Por mi parte, me sentía como un pajarillo fuera de su jaula. Todos a nuestro alrededor eran unos perfectos desconocidos y en este sentido, me dio la impresión de estar asistiendo a una perpetua fiesta de disfraces. Perla hacía hecho un buen trabajo con mis padres, ya que no pusieron obstáculos a mi viaje; sólo papá me advirtió que tuviera cuidado con lo que hacía.

En cuanto a nuestros aposentos, no podían haber sido mejores. Elaine y yo disponíamos de una suite propia en un hotel cercano a los Campos Elíseos, mientras que mi tío y Perla habían tomado, por guardar las apariencias, habitaciones separadas. Nuestra «carabina» oficial ya había tomado las oportunas medidas para que no estuviéramos demasiado tiempo a solas y esa misma mañana nos llevó a la modista.

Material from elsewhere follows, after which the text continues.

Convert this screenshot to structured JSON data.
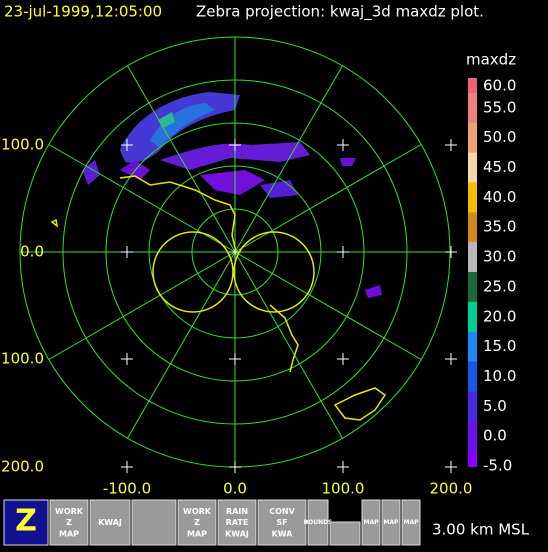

—Tenéis que estar perfectas, queridas mías; muy engalanadas y al mismo tiempo muy sencillas. Con esto quiero decir que vuestra lencería debe ser la más exquisita y seductora —declaró.

Puesto que éramos de su misma opinión, nos pusimos en sus manos.

—La ropa interior ideal —nos explicó—consiste en un ceñido corsé que constriña esa parte de vuestro cuerpo de manera que realce al máximo vuestras nalgas, caderas y pechos. Éstos últimos quedarán al descubierto, mas sujetos por el borde del corsé. La parte inferior del mismo será recortada en un pequeño círculo, de modo que el vello púbico quede igualmente expuesto.

Una vez estuvimos vestidas de esa manera, con unas medias y unos zapatos por complemento, nos condujeron a una habitación contigua al salón para que pudiéramos admirarnos frente a unos enormes espejos.

—Entonces, ¿no vamos a llevar faldas? —preguntó Elaine a Perla, que junto a la propietaria del establecimiento habían escogido diferentes colores, que iban del rosa al púrpura, pasando por el azul y, finalmente, el negro.

—¿Por qué no? Piensa, Elaine, que el resultado será más sorprendente si las llevas.

En efecto, así debía ser, porque al levantar las largas faldas quedaba al descubierto la bonita zona inferior del corsé, confiriéndole una apariencia más original que atractiva. Nos probamos todos los colores hasta que Elaine y yo nos decidimos por los corseletes negros que combinados con las medias de seda tenían un efecto que nunca habría imaginado. Eso mismo pensaba Perla, a juzgar por su comportamiento; no le importó lo más mínimo ponerse entre ambas frente a los espejos y palpar nuestros llenos y desnudos traseros al tiempo que ensalzaba nuestros encantos.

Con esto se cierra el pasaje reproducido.